Psychologists call it the beauty premium.

There is more to the equation than good looks. Not only do attractive people sparkle like fireworks in a catacomb, they don’t flinch in the white gauze of the spotlight.

Good looks and self-confidence ride in tandem. Coupled with their looks, their self-esteem makes them even more desirable to employers and makes them higher-paid employees. The sparkle of one’s personality turbocharged by luminescent looks increases earnings, assuming the person can string together a cognitive thought or two.

Granted, all generalizations have their fissures and flaws. For instance, 30 percent of CEOs are 6-2 or taller while only 3.9 percent of American men stand that high.

Well, such odds didn’t translate into my life. I was 6-2 for most of my adult life (somehow the burdens of the world have shrunk me to 6-0), and I’m not even CEO of my own household (just ask my wife, who checks in at a diminutive 5-4).

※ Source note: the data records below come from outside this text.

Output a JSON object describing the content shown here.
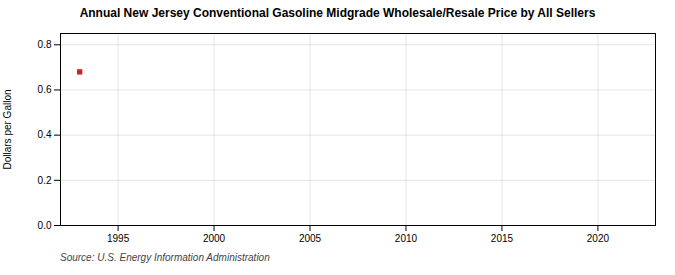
{
  "chart_data": {
    "type": "scatter",
    "title": "Annual New Jersey Conventional Gasoline Midgrade Wholesale/Resale Price by All Sellers",
    "ylabel": "Dollars per Gallon",
    "source": "Source: U.S. Energy Information Administration",
    "x": [
      1993
    ],
    "values": [
      0.68
    ],
    "color": "#cc2222",
    "marker": "square",
    "xlim": [
      1992,
      2023
    ],
    "xticks": [
      1995,
      2000,
      2005,
      2010,
      2015,
      2020
    ],
    "ylim": [
      0.0,
      0.85
    ],
    "yticks": [
      {
        "value": 0.0,
        "label": "0.0"
      },
      0.2,
      0.4,
      0.6,
      0.8
    ],
    "grid": true
  }
}
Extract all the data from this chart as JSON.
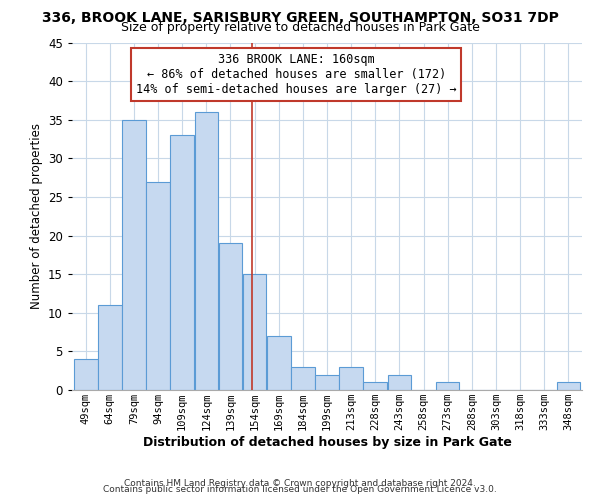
{
  "title1": "336, BROOK LANE, SARISBURY GREEN, SOUTHAMPTON, SO31 7DP",
  "title2": "Size of property relative to detached houses in Park Gate",
  "xlabel": "Distribution of detached houses by size in Park Gate",
  "ylabel": "Number of detached properties",
  "bar_labels": [
    "49sqm",
    "64sqm",
    "79sqm",
    "94sqm",
    "109sqm",
    "124sqm",
    "139sqm",
    "154sqm",
    "169sqm",
    "184sqm",
    "199sqm",
    "213sqm",
    "228sqm",
    "243sqm",
    "258sqm",
    "273sqm",
    "288sqm",
    "303sqm",
    "318sqm",
    "333sqm",
    "348sqm"
  ],
  "bar_values": [
    4,
    11,
    35,
    27,
    33,
    36,
    19,
    15,
    7,
    3,
    2,
    3,
    1,
    2,
    0,
    1,
    0,
    0,
    0,
    0,
    1
  ],
  "bar_color": "#c6d9f0",
  "bar_edge_color": "#5b9bd5",
  "annotation_line1": "336 BROOK LANE: 160sqm",
  "annotation_line2": "← 86% of detached houses are smaller (172)",
  "annotation_line3": "14% of semi-detached houses are larger (27) →",
  "annotation_box_edge_color": "#c0392b",
  "annotation_text_fontsize": 8.5,
  "property_line_x": 160,
  "ylim": [
    0,
    45
  ],
  "yticks": [
    0,
    5,
    10,
    15,
    20,
    25,
    30,
    35,
    40,
    45
  ],
  "footer1": "Contains HM Land Registry data © Crown copyright and database right 2024.",
  "footer2": "Contains public sector information licensed under the Open Government Licence v3.0.",
  "background_color": "#ffffff",
  "grid_color": "#c8d8e8",
  "title1_fontsize": 10,
  "title2_fontsize": 9,
  "xlabel_fontsize": 9,
  "ylabel_fontsize": 8.5,
  "xtick_fontsize": 7.5,
  "ytick_fontsize": 8.5
}
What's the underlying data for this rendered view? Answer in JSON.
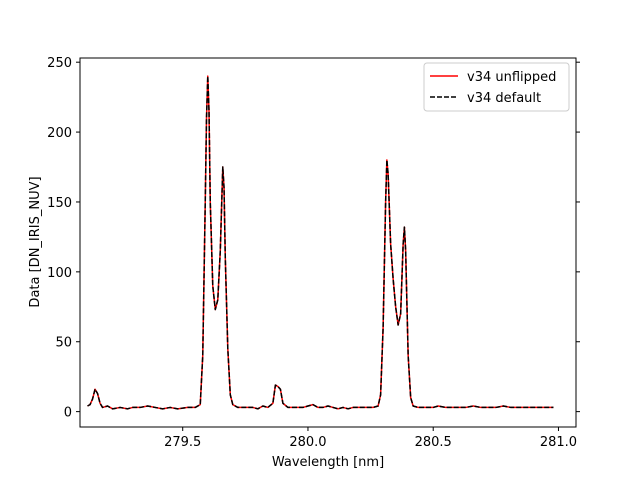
{
  "chart_data": {
    "type": "line",
    "title": "",
    "xlabel": "Wavelength [nm]",
    "ylabel": "Data [DN_IRIS_NUV]",
    "xlim": [
      279.09,
      281.07
    ],
    "ylim": [
      -11,
      253
    ],
    "xticks": [
      279.5,
      280.0,
      280.5,
      281.0
    ],
    "xtick_labels": [
      "279.5",
      "280.0",
      "280.5",
      "281.0"
    ],
    "yticks": [
      0,
      50,
      100,
      150,
      200,
      250
    ],
    "ytick_labels": [
      "0",
      "50",
      "100",
      "150",
      "200",
      "250"
    ],
    "grid": false,
    "legend_position": "top-right",
    "series": [
      {
        "name": "v34 unflipped",
        "color": "#ff0000",
        "dash": "solid",
        "points": [
          [
            279.12,
            4
          ],
          [
            279.13,
            5
          ],
          [
            279.14,
            9
          ],
          [
            279.15,
            16
          ],
          [
            279.16,
            13
          ],
          [
            279.17,
            6
          ],
          [
            279.18,
            3
          ],
          [
            279.2,
            4
          ],
          [
            279.22,
            2
          ],
          [
            279.25,
            3
          ],
          [
            279.28,
            2
          ],
          [
            279.3,
            3
          ],
          [
            279.33,
            3
          ],
          [
            279.36,
            4
          ],
          [
            279.39,
            3
          ],
          [
            279.42,
            2
          ],
          [
            279.45,
            3
          ],
          [
            279.48,
            2
          ],
          [
            279.52,
            3
          ],
          [
            279.55,
            3
          ],
          [
            279.57,
            5
          ],
          [
            279.58,
            40
          ],
          [
            279.59,
            150
          ],
          [
            279.595,
            210
          ],
          [
            279.6,
            240
          ],
          [
            279.605,
            215
          ],
          [
            279.61,
            150
          ],
          [
            279.62,
            90
          ],
          [
            279.63,
            73
          ],
          [
            279.64,
            80
          ],
          [
            279.65,
            115
          ],
          [
            279.66,
            175
          ],
          [
            279.665,
            160
          ],
          [
            279.67,
            110
          ],
          [
            279.68,
            45
          ],
          [
            279.69,
            12
          ],
          [
            279.7,
            5
          ],
          [
            279.72,
            3
          ],
          [
            279.75,
            3
          ],
          [
            279.78,
            3
          ],
          [
            279.8,
            2
          ],
          [
            279.82,
            4
          ],
          [
            279.84,
            3
          ],
          [
            279.86,
            6
          ],
          [
            279.87,
            19
          ],
          [
            279.88,
            18
          ],
          [
            279.89,
            16
          ],
          [
            279.9,
            6
          ],
          [
            279.92,
            3
          ],
          [
            279.95,
            3
          ],
          [
            279.98,
            3
          ],
          [
            280.0,
            4
          ],
          [
            280.02,
            5
          ],
          [
            280.04,
            3
          ],
          [
            280.06,
            3
          ],
          [
            280.08,
            4
          ],
          [
            280.1,
            3
          ],
          [
            280.12,
            2
          ],
          [
            280.14,
            3
          ],
          [
            280.16,
            2
          ],
          [
            280.18,
            3
          ],
          [
            280.2,
            3
          ],
          [
            280.22,
            3
          ],
          [
            280.24,
            3
          ],
          [
            280.26,
            3
          ],
          [
            280.28,
            4
          ],
          [
            280.29,
            12
          ],
          [
            280.3,
            60
          ],
          [
            280.31,
            150
          ],
          [
            280.315,
            180
          ],
          [
            280.32,
            170
          ],
          [
            280.33,
            120
          ],
          [
            280.34,
            95
          ],
          [
            280.35,
            75
          ],
          [
            280.36,
            62
          ],
          [
            280.37,
            70
          ],
          [
            280.38,
            120
          ],
          [
            280.385,
            132
          ],
          [
            280.39,
            115
          ],
          [
            280.4,
            40
          ],
          [
            280.41,
            10
          ],
          [
            280.42,
            4
          ],
          [
            280.44,
            3
          ],
          [
            280.46,
            3
          ],
          [
            280.48,
            3
          ],
          [
            280.5,
            3
          ],
          [
            280.52,
            4
          ],
          [
            280.55,
            3
          ],
          [
            280.58,
            3
          ],
          [
            280.6,
            3
          ],
          [
            280.63,
            3
          ],
          [
            280.66,
            4
          ],
          [
            280.69,
            3
          ],
          [
            280.72,
            3
          ],
          [
            280.75,
            3
          ],
          [
            280.78,
            4
          ],
          [
            280.81,
            3
          ],
          [
            280.84,
            3
          ],
          [
            280.87,
            3
          ],
          [
            280.9,
            3
          ],
          [
            280.93,
            3
          ],
          [
            280.96,
            3
          ],
          [
            280.98,
            3
          ]
        ]
      },
      {
        "name": "v34 default",
        "color": "#000000",
        "dash": "dashed",
        "points": [
          [
            279.12,
            4
          ],
          [
            279.13,
            5
          ],
          [
            279.14,
            9
          ],
          [
            279.15,
            16
          ],
          [
            279.16,
            13
          ],
          [
            279.17,
            6
          ],
          [
            279.18,
            3
          ],
          [
            279.2,
            4
          ],
          [
            279.22,
            2
          ],
          [
            279.25,
            3
          ],
          [
            279.28,
            2
          ],
          [
            279.3,
            3
          ],
          [
            279.33,
            3
          ],
          [
            279.36,
            4
          ],
          [
            279.39,
            3
          ],
          [
            279.42,
            2
          ],
          [
            279.45,
            3
          ],
          [
            279.48,
            2
          ],
          [
            279.52,
            3
          ],
          [
            279.55,
            3
          ],
          [
            279.57,
            5
          ],
          [
            279.58,
            40
          ],
          [
            279.59,
            150
          ],
          [
            279.595,
            210
          ],
          [
            279.6,
            240
          ],
          [
            279.605,
            215
          ],
          [
            279.61,
            150
          ],
          [
            279.62,
            90
          ],
          [
            279.63,
            73
          ],
          [
            279.64,
            80
          ],
          [
            279.65,
            115
          ],
          [
            279.66,
            175
          ],
          [
            279.665,
            160
          ],
          [
            279.67,
            110
          ],
          [
            279.68,
            45
          ],
          [
            279.69,
            12
          ],
          [
            279.7,
            5
          ],
          [
            279.72,
            3
          ],
          [
            279.75,
            3
          ],
          [
            279.78,
            3
          ],
          [
            279.8,
            2
          ],
          [
            279.82,
            4
          ],
          [
            279.84,
            3
          ],
          [
            279.86,
            6
          ],
          [
            279.87,
            19
          ],
          [
            279.88,
            18
          ],
          [
            279.89,
            16
          ],
          [
            279.9,
            6
          ],
          [
            279.92,
            3
          ],
          [
            279.95,
            3
          ],
          [
            279.98,
            3
          ],
          [
            280.0,
            4
          ],
          [
            280.02,
            5
          ],
          [
            280.04,
            3
          ],
          [
            280.06,
            3
          ],
          [
            280.08,
            4
          ],
          [
            280.1,
            3
          ],
          [
            280.12,
            2
          ],
          [
            280.14,
            3
          ],
          [
            280.16,
            2
          ],
          [
            280.18,
            3
          ],
          [
            280.2,
            3
          ],
          [
            280.22,
            3
          ],
          [
            280.24,
            3
          ],
          [
            280.26,
            3
          ],
          [
            280.28,
            4
          ],
          [
            280.29,
            12
          ],
          [
            280.3,
            60
          ],
          [
            280.31,
            150
          ],
          [
            280.315,
            180
          ],
          [
            280.32,
            170
          ],
          [
            280.33,
            120
          ],
          [
            280.34,
            95
          ],
          [
            280.35,
            75
          ],
          [
            280.36,
            62
          ],
          [
            280.37,
            70
          ],
          [
            280.38,
            120
          ],
          [
            280.385,
            132
          ],
          [
            280.39,
            115
          ],
          [
            280.4,
            40
          ],
          [
            280.41,
            10
          ],
          [
            280.42,
            4
          ],
          [
            280.44,
            3
          ],
          [
            280.46,
            3
          ],
          [
            280.48,
            3
          ],
          [
            280.5,
            3
          ],
          [
            280.52,
            4
          ],
          [
            280.55,
            3
          ],
          [
            280.58,
            3
          ],
          [
            280.6,
            3
          ],
          [
            280.63,
            3
          ],
          [
            280.66,
            4
          ],
          [
            280.69,
            3
          ],
          [
            280.72,
            3
          ],
          [
            280.75,
            3
          ],
          [
            280.78,
            4
          ],
          [
            280.81,
            3
          ],
          [
            280.84,
            3
          ],
          [
            280.87,
            3
          ],
          [
            280.9,
            3
          ],
          [
            280.93,
            3
          ],
          [
            280.96,
            3
          ],
          [
            280.98,
            3
          ]
        ]
      }
    ]
  }
}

I guess there are tall guys such as me who just don’t have a commanding presence. I guess it would help if I had a 32-inch waist and a head of hair full enough to sprout from a romance novel cover.

If you grimace whenever you look in the mirror, chances are you live a life of meager entitlements unless you possess a notable and marketable skill, i.e., rock guitarist or drummer.

I’m not a proponent of predestination, but sometimes it does seem that what happens in the womb trails us like a timber wolf until we reach the tomb.

Nevertheless, I’m determined to go out on top. While my lack of looks may have doomed me to be a poor man instead of a rich man, I’m saving my pennies so I can be attired in a snappy cream-colored suit at my viewing.